Rep. Edward McHenry, D-Madawaska, House chairman of the Labor Committee, said Monday, “Whenever the state is going to help Maine industry, there ought to be some guarantee that Maine jobs will be protected.”

The job-protection bill has co-sponsorship from House Speaker John L. Martin, D-Eagle Lake, and Rep. Herbert Clark, D-Millinocket.

The Maine Chamber of Commerce and Industry is vigorously lobbying against it, grouping the bill with about half a dozen measures it says are the “most destructive” before the Legislature from a business standpoint.

Another job-protection bill sponsored by Pray has won a unanimous thumbs-down recommendation from the Labor Committee and is effectively dead for this session.

This bill, aired at a public hearing only a week ago, would have prevented companies with 100 or more employees from laying off workers after a corporate takeover if the layoffs were done to pay for takeover costs, or to pay the costs of warding off a takeover.

The bill’s restrictions on layoffs would have been in place for five years after a takeover or attempted takeover.

Pray told the labor panel he wasn’t satisfied by Georgia-Pacific promises that it wouldn’t lay off Maine workers after the merger.

Pray and Ed Gorham of the Maine AFL-CIO said the bill could have many positive applications beyond the G-P takeover of Great Northern. But business lobbyists said it would be too restrictive, discourage beneficial or necessary takeovers, and force businesses to justify layoffs in a way that might be impossible.

McHenry said he appreciated the idea behind the bill, but also recognized it had problems, and, “It’s so close to the end of the session, time-wise, it’s next to impossible to make a good workable bill.”

This bill had co-sponsorship from Reps.
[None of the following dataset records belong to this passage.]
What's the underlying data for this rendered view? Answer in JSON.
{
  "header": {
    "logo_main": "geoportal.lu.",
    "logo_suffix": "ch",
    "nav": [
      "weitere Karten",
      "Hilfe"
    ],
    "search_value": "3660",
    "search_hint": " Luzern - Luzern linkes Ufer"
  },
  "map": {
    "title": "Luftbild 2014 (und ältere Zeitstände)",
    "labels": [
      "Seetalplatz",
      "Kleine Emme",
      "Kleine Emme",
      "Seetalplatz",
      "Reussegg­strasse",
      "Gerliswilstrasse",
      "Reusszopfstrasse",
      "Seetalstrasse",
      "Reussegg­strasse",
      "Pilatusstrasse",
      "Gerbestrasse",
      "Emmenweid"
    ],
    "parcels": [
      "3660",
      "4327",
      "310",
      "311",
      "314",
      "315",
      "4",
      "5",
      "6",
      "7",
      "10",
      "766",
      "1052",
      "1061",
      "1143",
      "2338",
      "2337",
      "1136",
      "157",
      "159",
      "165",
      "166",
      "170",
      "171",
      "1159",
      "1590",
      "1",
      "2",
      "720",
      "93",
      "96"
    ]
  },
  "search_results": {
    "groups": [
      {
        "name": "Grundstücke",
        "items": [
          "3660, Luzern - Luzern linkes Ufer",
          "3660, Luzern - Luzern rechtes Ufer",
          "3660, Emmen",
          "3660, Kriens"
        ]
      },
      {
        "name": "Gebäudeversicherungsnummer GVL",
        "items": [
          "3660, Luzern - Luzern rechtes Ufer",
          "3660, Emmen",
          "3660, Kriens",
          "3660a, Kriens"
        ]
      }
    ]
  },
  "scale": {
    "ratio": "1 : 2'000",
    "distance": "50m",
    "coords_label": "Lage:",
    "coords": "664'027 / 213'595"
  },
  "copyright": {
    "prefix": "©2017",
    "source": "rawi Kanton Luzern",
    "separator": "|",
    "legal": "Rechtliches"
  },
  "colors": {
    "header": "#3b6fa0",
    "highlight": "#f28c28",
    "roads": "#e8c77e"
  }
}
Herbert Clark, D-Millinocket, and Michael Michaud, D-East Millinocket.

The final bill stemming from the G-P takeover of Great Northern would have required any company that had been involved in a merger and then closed or moved facilities, or laid off workers, to pay one full year’s wages as severance pay to any worker whose job was lost.

This bill had sponsorship by Pray, with co-sponsorship from Clark and Michaud.

But the Business Legislation Committee gave it a unanimous “ought-not-to-pass” recommendation, effectively killing it for this session.